Conceptual Reframing
The manuscript has shifted from emphasizing “diagnostic evaluation” to “cognitive characterization.”
This is a key improvement because it prevents overstatement of clinical implications and aligns the study with its true scope—namely, research-oriented cognitive assessment rather than immediate diagnostic application.
Abstract and Introduction Revisions
The language in the abstract and introduction has been refined. Phrases such as “used for diagnostic evaluation” have been revised to “used for cognitive characterization.”
These changes improve precision, reduce ambiguity, and set a more balanced tone for the paper.
Discussion Refinement
The discussion in V2 is more measured and careful in describing the implications of the results.

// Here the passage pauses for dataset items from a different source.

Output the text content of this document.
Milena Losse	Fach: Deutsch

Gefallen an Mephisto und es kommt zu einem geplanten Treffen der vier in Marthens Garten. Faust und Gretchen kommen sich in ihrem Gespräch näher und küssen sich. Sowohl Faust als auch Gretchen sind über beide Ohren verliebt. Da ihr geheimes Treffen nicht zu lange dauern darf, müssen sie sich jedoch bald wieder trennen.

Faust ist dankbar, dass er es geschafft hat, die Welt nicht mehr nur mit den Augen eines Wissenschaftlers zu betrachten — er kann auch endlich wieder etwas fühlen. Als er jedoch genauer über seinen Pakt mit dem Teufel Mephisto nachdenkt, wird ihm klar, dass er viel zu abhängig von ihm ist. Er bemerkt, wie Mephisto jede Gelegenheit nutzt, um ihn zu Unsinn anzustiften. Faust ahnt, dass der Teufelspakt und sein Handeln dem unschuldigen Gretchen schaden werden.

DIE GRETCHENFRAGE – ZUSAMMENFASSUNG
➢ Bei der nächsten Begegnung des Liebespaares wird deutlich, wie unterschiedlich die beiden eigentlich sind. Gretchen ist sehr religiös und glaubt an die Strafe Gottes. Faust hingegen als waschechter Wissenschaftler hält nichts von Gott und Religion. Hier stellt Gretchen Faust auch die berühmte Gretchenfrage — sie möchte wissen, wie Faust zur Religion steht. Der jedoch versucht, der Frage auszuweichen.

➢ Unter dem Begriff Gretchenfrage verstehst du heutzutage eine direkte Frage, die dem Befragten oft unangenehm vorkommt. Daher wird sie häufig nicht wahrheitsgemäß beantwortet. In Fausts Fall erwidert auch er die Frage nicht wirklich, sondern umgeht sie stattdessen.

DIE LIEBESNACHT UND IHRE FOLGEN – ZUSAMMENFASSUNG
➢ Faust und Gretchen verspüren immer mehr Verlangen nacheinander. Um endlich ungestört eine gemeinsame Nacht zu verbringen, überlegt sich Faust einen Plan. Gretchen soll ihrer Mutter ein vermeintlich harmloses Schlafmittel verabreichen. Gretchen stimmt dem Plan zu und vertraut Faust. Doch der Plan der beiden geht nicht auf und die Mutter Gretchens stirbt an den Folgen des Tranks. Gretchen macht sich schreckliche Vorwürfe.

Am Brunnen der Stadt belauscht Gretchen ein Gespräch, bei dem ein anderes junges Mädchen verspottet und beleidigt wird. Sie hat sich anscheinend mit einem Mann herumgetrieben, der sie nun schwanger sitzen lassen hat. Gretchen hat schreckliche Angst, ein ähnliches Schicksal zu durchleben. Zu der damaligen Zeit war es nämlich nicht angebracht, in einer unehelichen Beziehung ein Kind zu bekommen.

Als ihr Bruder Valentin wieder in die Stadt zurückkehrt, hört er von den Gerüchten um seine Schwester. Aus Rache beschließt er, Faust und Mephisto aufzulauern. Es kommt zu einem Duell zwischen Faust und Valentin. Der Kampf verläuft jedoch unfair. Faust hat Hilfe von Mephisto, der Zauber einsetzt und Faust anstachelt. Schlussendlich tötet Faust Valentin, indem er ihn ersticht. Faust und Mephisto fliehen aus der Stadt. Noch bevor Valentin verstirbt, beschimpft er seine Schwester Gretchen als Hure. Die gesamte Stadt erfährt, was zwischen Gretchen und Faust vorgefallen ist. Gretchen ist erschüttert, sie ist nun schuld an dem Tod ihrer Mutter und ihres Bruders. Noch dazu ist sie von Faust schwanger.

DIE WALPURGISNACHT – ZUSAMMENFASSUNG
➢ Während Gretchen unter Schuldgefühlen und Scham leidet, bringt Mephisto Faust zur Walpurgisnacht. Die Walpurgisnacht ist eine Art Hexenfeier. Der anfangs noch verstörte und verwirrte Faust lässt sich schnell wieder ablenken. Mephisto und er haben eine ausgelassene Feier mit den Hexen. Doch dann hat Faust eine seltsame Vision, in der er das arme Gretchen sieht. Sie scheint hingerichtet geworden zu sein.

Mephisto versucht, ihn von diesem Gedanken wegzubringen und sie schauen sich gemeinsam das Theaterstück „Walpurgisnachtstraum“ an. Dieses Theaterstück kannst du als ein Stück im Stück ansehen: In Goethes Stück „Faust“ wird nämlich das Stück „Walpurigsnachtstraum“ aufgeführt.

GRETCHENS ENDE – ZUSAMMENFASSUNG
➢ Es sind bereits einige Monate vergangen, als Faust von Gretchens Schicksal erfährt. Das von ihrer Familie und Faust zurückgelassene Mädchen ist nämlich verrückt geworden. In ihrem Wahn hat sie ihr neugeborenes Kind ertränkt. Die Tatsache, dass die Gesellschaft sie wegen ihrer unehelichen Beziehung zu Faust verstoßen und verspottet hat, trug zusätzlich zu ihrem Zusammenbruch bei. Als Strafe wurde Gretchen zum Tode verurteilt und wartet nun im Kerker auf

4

Instead of presenting the findings as directly relevant to clinical diagnosis, the revised text highlights their utility for research, cognitive screening, and potential future applications.
This approach increases the manuscript’s credibility and avoids overstated claims.
Editorial and Stylistic Enhancements
The revised version contains smoother transitions, more concise phrasing, and a more professional presentation overall.
Updated contact information and formatting corrections further improve the manuscript’s quality.
Elements that Remain Strong
Data and Results: All tables, figures, and statistical analyses remain unchanged and continue to provide strong evidence for the study’s conclusions.
Key Findings: Both versions confirm that Apple’s speech-to-text engine introduces small transcription errors but that these errors do not significantly affect standardized scores—with the exception of categorical recall in adults aged 80+, where discrepancies may matter.
Scientific Contribution: The manuscript contributes valuable knowledge on the feasibility of using speech-to-text technologies in digital neuropsychological assessment, addressing an important gap in the literature.
Overall Recommendation
The revised manuscript represents a clear improvement over the original version. By refining terminology, improving the framing of results, and enhancing editorial quality, the authors have produced a more rigorous and balanced paper.